4. Het wordt persoonlijk

De aanvallen op bedrijven in het voorbije jaar hebben meestal hetzelfde 'kill chain' patroon gevolgd, aldus Ronald Prins, CTO van Fox-IT: verkenning op zoek naar een exploit, het bouwen van wapens om die exploit te misbruiken, het afleveren van de wapens via e-mail, USB of andere achterpoortjes, het misbruiken van de zwakte om malware te installeren, van op afstand deze malware besturen voor criminele doeleinden. "Maar dat betekent niet dat we ervan uitgaan dat het voortaan altijd zo zal gaan", waarschuwt Prins. Prins waarschuwt wel dat we nog veel complexer en krachtiger aanvallen mogen verwachten: "Wat nu state of the art is en enkel weggelegd voor de allerbelangrijkste objectieven, wordt binnen enkele jaren mainstream. En de malware zal steeds moeilijker te traceren en detecteren zijn. En - last but not least - de malware wordt steeds persoonlijker: niet enkel gericht, maar eenvoudigweg op maat gebouwd voor uw bedrijf. Dit staat ons allemaal te wachten, binnen een drietal jaar." Wat we dan kunnen doen om dit te bestrijden? "Eerst en vooral moet je ervan uitgaan dat je sowieso zal worden aangevallen. Met dit basis uitgangspunt kom je al een heel eind. Zo kan je je verdediging hieraan aanpassen. Met 'honeypots', bijvoorbeeld, waarmee je de aanvaller lokt om meer over hem te weten te komen. Zo kan je een geraffineerd spel beginnen spelen waarbij je de aanvaller steeds probeert te doorgronden en een stap voor te blijven." Maar ook andere 'best practices' blijven gelden, vervolgt Ronald Prins: "Voorzie voldoende segmentatie tussen verschillende delen van uw netwerk, zodat een geslaagde aanval slechts beperkte schade kan aanrichten. Beperk de interne communicatiemogelijkheden tot het noodzakelijke zodat het speelveld voor een hacker verkleint. Dit doet u ook door de administrator rights zo goed mogelijk af te schermen van onbevoegden. Gebruik 'antivirus file reputation services' om zo goed mogelijk op de hoogte te blijven van alle recente malware, beter dan welke antivirusleverancier afzonderlijk ooit zal kunnen. Implementeer en optimaliseer Host Intrusion Prevention Systems (HIPS) om het gedrag van aanvallen sneller te detecteren en om deze aanvallen te kunnen voorkomen." Deze best practices werden overigens geplukt uit een terzake bevoegde bron: NSA, niet onbekend met de beste hackingtechnieken.

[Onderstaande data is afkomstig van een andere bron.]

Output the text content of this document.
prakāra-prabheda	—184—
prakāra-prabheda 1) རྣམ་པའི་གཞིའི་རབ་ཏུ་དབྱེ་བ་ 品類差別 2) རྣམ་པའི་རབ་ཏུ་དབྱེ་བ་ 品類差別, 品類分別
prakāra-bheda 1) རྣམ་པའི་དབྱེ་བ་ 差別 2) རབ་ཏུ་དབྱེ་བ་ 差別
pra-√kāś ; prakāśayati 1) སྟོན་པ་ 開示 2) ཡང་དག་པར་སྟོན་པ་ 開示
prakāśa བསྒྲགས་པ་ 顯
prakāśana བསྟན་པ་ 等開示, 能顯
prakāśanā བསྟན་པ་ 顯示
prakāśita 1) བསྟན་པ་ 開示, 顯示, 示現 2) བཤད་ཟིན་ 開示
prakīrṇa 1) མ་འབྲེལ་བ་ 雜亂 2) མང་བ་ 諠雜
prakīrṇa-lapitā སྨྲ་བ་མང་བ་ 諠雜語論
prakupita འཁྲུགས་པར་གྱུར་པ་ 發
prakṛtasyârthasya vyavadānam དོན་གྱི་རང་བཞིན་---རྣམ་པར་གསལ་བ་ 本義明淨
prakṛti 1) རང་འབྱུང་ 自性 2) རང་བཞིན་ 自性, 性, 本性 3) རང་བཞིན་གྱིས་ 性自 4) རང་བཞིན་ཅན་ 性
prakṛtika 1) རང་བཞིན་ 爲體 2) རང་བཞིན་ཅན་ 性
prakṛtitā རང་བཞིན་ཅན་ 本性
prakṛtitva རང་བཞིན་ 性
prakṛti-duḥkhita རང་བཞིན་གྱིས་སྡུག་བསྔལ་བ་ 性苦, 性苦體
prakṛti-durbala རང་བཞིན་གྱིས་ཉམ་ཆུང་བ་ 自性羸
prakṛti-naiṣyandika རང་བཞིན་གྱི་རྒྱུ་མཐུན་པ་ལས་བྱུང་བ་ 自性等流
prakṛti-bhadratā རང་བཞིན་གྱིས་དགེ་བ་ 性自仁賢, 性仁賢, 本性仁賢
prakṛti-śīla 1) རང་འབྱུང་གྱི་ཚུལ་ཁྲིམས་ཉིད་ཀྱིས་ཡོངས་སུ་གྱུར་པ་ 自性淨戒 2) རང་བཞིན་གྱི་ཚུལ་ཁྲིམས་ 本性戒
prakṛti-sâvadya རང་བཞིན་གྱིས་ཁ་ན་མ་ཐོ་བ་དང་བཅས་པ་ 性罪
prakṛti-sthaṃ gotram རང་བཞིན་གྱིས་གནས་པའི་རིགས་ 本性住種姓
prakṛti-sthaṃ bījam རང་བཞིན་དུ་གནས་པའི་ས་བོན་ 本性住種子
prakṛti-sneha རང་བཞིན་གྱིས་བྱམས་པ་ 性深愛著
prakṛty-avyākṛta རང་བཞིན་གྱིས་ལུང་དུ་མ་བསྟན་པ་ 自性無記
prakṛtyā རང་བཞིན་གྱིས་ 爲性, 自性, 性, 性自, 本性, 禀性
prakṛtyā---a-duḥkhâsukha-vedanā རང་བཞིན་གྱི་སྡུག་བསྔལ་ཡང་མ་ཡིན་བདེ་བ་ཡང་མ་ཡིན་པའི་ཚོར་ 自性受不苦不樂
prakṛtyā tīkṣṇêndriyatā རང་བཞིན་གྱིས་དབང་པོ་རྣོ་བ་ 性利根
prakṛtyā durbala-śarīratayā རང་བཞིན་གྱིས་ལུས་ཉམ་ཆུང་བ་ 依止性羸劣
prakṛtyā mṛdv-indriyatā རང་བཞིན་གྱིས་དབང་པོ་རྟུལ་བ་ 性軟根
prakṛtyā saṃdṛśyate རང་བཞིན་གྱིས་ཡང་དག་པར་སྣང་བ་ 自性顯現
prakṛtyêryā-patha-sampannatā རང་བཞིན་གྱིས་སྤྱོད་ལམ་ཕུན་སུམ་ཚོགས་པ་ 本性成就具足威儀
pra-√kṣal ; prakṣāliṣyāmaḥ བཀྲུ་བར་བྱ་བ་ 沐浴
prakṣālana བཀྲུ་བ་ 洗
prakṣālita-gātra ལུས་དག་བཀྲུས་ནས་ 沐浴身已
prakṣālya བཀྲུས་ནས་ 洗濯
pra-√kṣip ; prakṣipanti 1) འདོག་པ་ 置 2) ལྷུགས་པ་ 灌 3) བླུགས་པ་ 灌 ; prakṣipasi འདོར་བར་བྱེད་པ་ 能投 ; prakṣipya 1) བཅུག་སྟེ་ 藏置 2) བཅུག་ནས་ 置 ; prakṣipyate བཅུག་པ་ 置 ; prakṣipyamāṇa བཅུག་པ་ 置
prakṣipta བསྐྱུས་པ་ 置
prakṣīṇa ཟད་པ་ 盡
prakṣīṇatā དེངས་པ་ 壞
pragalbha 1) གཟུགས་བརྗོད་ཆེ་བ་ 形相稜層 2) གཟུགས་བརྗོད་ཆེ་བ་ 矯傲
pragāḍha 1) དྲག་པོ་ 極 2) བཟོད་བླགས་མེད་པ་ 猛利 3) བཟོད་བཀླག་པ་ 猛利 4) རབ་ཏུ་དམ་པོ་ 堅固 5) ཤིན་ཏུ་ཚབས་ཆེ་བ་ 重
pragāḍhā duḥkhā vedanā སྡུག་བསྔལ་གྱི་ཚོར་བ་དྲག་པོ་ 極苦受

5. Big data, een vloek en een zegen

Zoals we hierboven al vermeldden: als alles digitaal wordt, is er ook veel meer informatie over ons beschikbaar voor de cybercriminelen. Denk maar aan de sociale netwerken waar slechts een beetje social engineering volstaat om een schat aan informatie los te weken. In dat opzicht is big data dus een vloek: er komen dagelijks talloze stromen van data bij waaruit de criminelen waardevolle informatie kunnen putten. "Maar big data kunnen ook een zegen zijn", nuanceert Tomas Clemente Sanchez van PwC: "de cybermisdaadbestrijders kunnen big data bijvoorbeeld gebruiken om verdachte patronen te ontdekken en op basis hiervan de verdediging te verbeteren." Sanchez waarschuwt wel voor een ongebreideld gebruik van big data: "er vallen ook privacy-regels te respecteren, dus daarmee moet rekening worden gehouden bij het verzamelen van gegevens. Het zal dus steeds een kwestie van afwegen zijn, waarbij de belangen van elke partij - burger, overheid, politie, bedrijven - tegen elkaar worden afgewogen om het gemeenschappelijke belang zo goed mogelijk te dienen."

2014 in cijfers

  • 19% van de Android-gebruikers heeft een mobiele aanval meegemaakt
  • 38% van de computers van eindgebruikers waren het slachtoffer van minstens één webaanval
  • Cybercrime kost wereldwijd 445 miljard dollar, hetzij 1% van het bruto wereldwijd product
  • Er zijn wereldwijd 15,577,912 kwaadaardige mobiele apps aangetroffen, waaronder 12.100 mobiele banking Trojans
  • Elke seconde van het voorbije jaar werden er meer dan 5 nieuwe cyberbedreigingen aangetroffen
  • Moet het nog gezegd dat voor 2015 nog een serieuze groei wordt verwacht, zowel in aantal als in het bereik van de digitale aanvallen?